I really enjoyed Townsend’s first book, Queen City Gothic, delving into Cincinnati’s most infamous unsolved cases (for my interview with the author about these books and other famous murder cases, see Part 1 here and Part 2 here). I think I like Notorious even better than Gothic, just for the closure. Queen City Gothic is a riveting read, but the frustration of either not knowing or not catching the perpetrators was aggravating as all hell. Here, Townsend peels back the mysteries and exposes these fascinating murder cases to light. As he put it himself, this one is “about justice.”
Queen City Notorious is the perfect mix of crimes and time periods throughout the 20th Century. For each case, Townsend describes what happened and puts the case in historical context with other major events occurring around the world. He then describes the players in each drama, what happened and why. For some crimes in the book, though ostensibly solved, there are still major facts or actions that are unknown. Townsend expertly speculates what may have happened and who probably was—and wasn’t—involved.
The first case is one of the most horrific—in 1910, Alice Van Zandt is roasted to death over a gas oven by her husband, left to die while their small child tottled around in the next room. The most outright shocking case was failed businessman Vinton Perin shooting his wealthy mother-in-law Frances Rawson in her Clifton mansion in 1924. Today that case would cause a national sensation and rock every tabloid on the market. It’s almost funny how local papers didn’t know how to report the case of Betty Butler, a black lesbian, drowning her love rival Evelyn Clark after strangling her in Cincinnati’s Sharon Woods. They couldn’t report many aspects of the story in “family” papers in 1952.
One of the outright strangest stories is when all-American college athlete Jack Rauss slew Goldie Cunningham and her disabled husband James in 1961. It seems he went to visit them and Goldie said something bad about his mother, her close friend, which Jack couldn’t abide. He killed her in a crime of passion, then murdered James because he was a witness. After serving ten years in prison and becoming a prison trustee, he was released on parole and never committed another crime. Bizarre.
There’s even a bad-boy/girlfriend love triangle murder. Bobby Abbot was going with Alice Ewing in 1964, but he tricked nursing student Wanda Cook into coming to his room at the old Sheraton Gibson Hotel. When she wouldn’t succumb to his desires, he killed her. Alice helped him put the body in a trunk and ship it cross-country. It got as far as Columbus when it was discovered and Bobby and Alice were arrested. They couldn’t blame each other fast enough. Bobby went to maximum security, but Alice was convicted as an accessory and didn’t do much jail time. She’s still alive and lives in Northern KY. And she doesn’t like to talk about the past.

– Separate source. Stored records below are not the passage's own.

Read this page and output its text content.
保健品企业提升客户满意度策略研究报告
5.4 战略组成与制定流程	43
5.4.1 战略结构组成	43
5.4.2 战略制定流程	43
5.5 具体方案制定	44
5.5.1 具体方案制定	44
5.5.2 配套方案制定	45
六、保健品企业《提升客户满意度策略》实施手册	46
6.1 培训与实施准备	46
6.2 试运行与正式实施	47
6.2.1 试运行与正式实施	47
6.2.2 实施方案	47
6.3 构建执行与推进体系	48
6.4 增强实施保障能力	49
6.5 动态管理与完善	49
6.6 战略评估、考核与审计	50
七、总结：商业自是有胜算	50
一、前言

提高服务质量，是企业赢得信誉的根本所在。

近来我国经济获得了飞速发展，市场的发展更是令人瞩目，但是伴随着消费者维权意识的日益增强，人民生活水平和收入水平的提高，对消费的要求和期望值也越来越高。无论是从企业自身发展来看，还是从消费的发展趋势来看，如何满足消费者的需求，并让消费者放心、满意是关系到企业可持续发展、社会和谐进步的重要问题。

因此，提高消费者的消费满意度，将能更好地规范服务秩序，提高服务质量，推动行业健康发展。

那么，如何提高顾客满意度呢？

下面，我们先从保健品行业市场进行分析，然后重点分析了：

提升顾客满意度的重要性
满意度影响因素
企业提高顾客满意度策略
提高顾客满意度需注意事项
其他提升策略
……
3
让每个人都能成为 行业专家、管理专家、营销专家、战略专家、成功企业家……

Townsend ends the book with another odd passion crime: the murder of Dr. Jane Shutt by her adopted daughter Barbara. This one is fascinating—Dr. Shutt was married to a much older man, and was having an affair. When Barbara learned her adopted parents were separating and she would have to move out and make her own way, she lost her mind and murdered her mother most viciously. Then she tried to cover it up and did a sloppy job of it. She was convicted, did time in prison, was eventually released and, as Townsend puts it, never got so much as a traffic ticket for the rest of her life.
You don’t have to be from Cincinnati to marvel at these crimes of passion and gain—you can enjoy the sharp police work and seeing the bad guys get what’s coming regardless of where these crimes happened. Townsend unfolds each story layer by layer, unraveling the mystery into a just, if not always satisfying, conclusion. Once you get your teeth into one of these stories you won’t be able to stop reading them all.